You will need to take a more direct approach if you are not using dependency injection in your application. Listing 13-7 shows how to disable match-on-type in the WebApiConfig.cs file.
Listing 13-7. Disabling the Match-on-Type Feature in the WebApiConfig.cs File
using System.Web.Http;
using ExampleApp.Infrastructure;
using System.Net.Http.Formatting;
using System;
namespace ExampleApp {
public static class WebApiConfig {
public static void Register(HttpConfiguration config) {
config.DependencyResolver = new NinjectResolver();
config.MapHttpAttributeRoutes();
config.Routes.MapHttpRoute(
name: "DefaultApi",
routeTemplate: "api/{controller}/{id}",
defaults: new { id = RouteParameter.Optional }
);
MediaTypeFormatter xmlFormatter = config.Formatters.XmlFormatter;
config.Formatters.Remove(xmlFormatter);
config.Formatters.Insert(0, xmlFormatter);
config.Services.Replace(typeof(IContentNegotiator),
new DefaultContentNegotiator(true));
}
}
}
I use the HttpConfiguration.Services property to get the ServicesContainer object that contains the Web API service objects. I create a new instance of the DefaultContentNegotiator class, using the constructor argument to disable the match-on-type feature, and tell Web API to use this class as the implementation of the IContentNegotiator interface with the Replace method.
Handling a Not Acceptable Response in the Client
To deal with 406 (Not Acceptable) responses, I need to add support for displaying errors to the user.
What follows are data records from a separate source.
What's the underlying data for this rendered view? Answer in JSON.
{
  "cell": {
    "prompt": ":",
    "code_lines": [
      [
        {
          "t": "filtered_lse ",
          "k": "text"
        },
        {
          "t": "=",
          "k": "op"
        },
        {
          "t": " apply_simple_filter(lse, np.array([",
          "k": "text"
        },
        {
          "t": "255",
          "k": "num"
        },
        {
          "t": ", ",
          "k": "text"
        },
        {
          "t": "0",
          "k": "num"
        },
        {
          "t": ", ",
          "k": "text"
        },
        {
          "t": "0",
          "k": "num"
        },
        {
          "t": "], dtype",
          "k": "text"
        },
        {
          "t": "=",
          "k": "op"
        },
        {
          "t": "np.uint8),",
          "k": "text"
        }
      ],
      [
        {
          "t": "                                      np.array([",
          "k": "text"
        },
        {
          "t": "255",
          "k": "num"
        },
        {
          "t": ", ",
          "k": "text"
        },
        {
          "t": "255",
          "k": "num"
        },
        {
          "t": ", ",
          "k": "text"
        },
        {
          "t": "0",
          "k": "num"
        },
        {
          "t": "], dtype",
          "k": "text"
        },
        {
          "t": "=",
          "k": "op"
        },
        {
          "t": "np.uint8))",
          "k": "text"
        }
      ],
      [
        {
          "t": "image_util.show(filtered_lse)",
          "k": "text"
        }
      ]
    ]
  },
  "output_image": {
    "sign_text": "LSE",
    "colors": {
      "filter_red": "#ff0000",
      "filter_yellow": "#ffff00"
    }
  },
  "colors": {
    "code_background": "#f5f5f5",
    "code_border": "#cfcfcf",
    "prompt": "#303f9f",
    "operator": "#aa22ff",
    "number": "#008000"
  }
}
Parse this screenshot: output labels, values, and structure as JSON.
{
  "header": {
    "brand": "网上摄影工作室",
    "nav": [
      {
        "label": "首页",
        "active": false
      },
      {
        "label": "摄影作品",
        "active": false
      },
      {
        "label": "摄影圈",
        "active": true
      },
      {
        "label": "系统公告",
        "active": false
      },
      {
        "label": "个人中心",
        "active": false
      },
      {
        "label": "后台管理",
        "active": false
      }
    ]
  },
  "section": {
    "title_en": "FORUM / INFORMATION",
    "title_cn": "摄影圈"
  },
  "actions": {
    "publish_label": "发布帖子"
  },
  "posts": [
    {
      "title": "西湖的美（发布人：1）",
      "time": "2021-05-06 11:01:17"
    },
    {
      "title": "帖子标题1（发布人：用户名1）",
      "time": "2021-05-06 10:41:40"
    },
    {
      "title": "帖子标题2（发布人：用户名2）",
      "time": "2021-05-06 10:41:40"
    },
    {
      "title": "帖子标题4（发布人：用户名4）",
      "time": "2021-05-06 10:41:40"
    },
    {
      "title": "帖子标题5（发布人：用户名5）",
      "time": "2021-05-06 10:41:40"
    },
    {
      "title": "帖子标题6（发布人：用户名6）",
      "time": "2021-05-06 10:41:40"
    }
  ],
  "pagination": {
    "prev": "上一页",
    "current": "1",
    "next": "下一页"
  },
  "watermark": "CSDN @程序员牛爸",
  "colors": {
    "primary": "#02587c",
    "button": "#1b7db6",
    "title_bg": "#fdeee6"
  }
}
First, I have defined a Knockout observable array that will contain the errors that are to be displayed along with some HTML elements that will present the errors to the user. Listing 13-8 shows the changes I made to the Index.cshtml file in the Views/Home folder.
Listing 13-8. Preparing to Display Errors in the Views/Home/Index.cshtml File
@model IEnumerable<ExampleApp.Models.Product>
@{ ViewBag.Title = "Index";}
@section Scripts {
<script>
var products = ko.observableArray(
@Html.Raw(Newtonsoft.Json.JsonConvert.SerializeObject(Model)));
var errors = ko.observableArray();
</script>
<script src="~/Scripts/exampleApp.js"></script>
}
<div class="alert alert-danger" data-bind="visible: errors().length">
<p><strong>Something has gone wrong:</strong></p>
<ul data-bind="foreach: errors">
<li data-bind="text: $data"></li>
</ul>
</div>
<div class="panel panel-primary">
<div class="panel-heading">RSVPs</div>
<table id="rsvpTable" class="table table-striped">
<thead>
<tr><th>ID</th><th>Name</th><th>Price</th></tr>
</thead>
<tbody data-bind="foreach: products">
<tr>
<td data-bind="text: ProductID"></td>
<td data-bind="text: Name"></td>
<td data-bind="text: Price"></td>
<td>
<button class="deleteBtn btn btn-danger btn-xs"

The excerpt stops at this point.